Well spar, meet another sappy baby. I am walking that road right beside you. I am attributing some of it to Aromosin which is extinguishing my mental stability along with estrogen.  I keep telling myself that this is yet another part of the "process" and have to allow some time to find my way. It's not like I've ever prepared to learn how to live my life after bc, mx, chemo etc. Today happens to be a better day when I can intellectualize that. On those other days, ugh..I just cannot dig out of that overwhelming sadness.

Lets keep wring about it. This is a really important chapter in the ongoing bc drama that I feel gets little attention. As a result, we can really justify the alone-ness we feel.

xoEllen

When the power of love overcomes the love of power the world will know peace http://www.caringbridge.org/visit/rekosloff
Dx 10/16/2008, IDC, 1cm, Stage I, Grade 2, 0/5 nodes, ER+/PR+, HER2+
Maryiz
Joined: Dec 2007
Posts: 800
Aug 3, 2009 12:06 pm Maryiz wrote:

Spar, so sorry you are having a hard time, you have been generous, kind and uplifting to others on this journey.  I will never minimize the ravages this disease causes and managing the long-term emotional and physical side effects is more than challenging.   I wish I had some good, solid advice for you.  For me, the days that I rest and read positive stories seem to rejuvenate me.  I try to stay away from the negative.  I still say my favorite four letter word is hope.  I hope for better for us, better treatments, better physicality, better aesthetic outcomes. You have been there for many of us, PM me if you need to.  I wish I could do more.  Maryiz 

mlkesem
Joined: Jul 2009
Posts: 5
Aug 3, 2009 02:09 pm mlkesem wrote:

This is the first time I am writing...I too have been finished with all the treatments starting to get my life back and boom feeling lower than during the treatment. I even went to see a nuerologist because I thought I could not do anything, remember words, names organize my day etc. He said something really funny to me....."take your foot off the gas"  -You are different , you may not have the same energy as before and stop expecting to do all the things you did before. Give yourself some time. My last treatment was in February and started with tamoxifen in March.

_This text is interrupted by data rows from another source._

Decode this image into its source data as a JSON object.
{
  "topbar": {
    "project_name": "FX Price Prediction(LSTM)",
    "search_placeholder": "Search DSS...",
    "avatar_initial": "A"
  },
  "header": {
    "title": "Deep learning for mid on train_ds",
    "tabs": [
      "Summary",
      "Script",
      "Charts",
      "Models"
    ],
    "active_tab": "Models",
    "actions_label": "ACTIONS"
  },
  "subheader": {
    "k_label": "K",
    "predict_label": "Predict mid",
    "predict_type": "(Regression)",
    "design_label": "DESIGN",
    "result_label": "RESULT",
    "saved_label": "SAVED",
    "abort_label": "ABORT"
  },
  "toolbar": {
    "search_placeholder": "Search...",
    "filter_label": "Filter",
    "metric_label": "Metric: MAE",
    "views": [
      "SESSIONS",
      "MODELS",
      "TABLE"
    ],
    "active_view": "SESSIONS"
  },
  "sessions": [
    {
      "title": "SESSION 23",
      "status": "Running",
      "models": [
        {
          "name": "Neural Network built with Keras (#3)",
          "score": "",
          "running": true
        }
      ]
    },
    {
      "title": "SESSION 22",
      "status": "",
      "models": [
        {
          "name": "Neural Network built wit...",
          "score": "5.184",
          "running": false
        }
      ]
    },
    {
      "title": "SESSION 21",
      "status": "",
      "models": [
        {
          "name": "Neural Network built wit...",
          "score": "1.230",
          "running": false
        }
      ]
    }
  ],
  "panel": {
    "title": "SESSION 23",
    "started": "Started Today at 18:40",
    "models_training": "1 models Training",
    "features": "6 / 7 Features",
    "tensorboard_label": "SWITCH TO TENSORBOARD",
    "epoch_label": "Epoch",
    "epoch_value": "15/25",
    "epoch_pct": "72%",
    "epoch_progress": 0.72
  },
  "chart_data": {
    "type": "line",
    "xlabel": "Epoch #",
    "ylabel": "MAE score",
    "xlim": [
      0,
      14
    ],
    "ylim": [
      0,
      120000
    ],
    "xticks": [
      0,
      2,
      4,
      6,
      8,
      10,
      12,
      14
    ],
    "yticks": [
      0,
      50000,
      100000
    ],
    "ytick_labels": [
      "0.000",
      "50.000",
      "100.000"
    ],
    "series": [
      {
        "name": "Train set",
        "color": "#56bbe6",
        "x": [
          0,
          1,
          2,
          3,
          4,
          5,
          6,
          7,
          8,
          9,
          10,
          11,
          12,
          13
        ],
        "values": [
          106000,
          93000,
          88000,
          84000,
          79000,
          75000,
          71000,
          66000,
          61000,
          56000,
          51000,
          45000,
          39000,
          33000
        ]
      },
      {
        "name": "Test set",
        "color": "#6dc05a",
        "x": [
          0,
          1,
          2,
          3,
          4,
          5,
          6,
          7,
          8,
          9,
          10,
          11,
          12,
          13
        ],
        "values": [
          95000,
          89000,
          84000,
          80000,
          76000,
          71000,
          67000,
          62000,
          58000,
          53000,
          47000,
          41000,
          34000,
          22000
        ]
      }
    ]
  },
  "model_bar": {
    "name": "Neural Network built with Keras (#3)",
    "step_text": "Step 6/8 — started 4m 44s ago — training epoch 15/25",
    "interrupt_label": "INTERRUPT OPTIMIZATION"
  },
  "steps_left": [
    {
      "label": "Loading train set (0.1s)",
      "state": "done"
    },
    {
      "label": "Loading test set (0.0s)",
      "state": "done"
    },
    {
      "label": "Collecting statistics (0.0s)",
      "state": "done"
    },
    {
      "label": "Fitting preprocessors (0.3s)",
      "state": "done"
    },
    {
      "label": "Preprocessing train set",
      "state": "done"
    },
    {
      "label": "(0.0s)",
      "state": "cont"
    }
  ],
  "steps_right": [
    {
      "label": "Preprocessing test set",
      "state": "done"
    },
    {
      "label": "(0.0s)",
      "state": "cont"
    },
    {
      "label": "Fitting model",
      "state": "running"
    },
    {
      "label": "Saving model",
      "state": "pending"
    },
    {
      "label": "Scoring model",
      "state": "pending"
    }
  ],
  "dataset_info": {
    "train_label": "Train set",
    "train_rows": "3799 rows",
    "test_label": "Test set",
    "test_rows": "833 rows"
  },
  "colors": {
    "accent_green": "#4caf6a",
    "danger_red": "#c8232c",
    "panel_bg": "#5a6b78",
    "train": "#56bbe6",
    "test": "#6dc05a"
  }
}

 I decided  to just not have such intense expectations - I was always active and athletic etc.and will get there.

Spar good luck -hopefully this too will pass.

Mlkesem


Dx 8/19/2008, IDC, 2cm, Stage I, Grade 3, ER+/PR-, HER2-
pabbie
Joined: May 2008
Posts: 133
Aug 3, 2009 04:44 pm pabbie wrote:

Spar-You're not alone. Even if I try to put up my invisible armour to protect me or try to not take something personal when I'm around other people; I still cry when I'm alone if someone says something to upset me. (but everything upsets me these days)

I also don't feel so alone when I spend time each day thinking/ or meditating about a power greater than myself-God.

But I do know it can be hard. I've never cried so much in my life. Take good care of yourself.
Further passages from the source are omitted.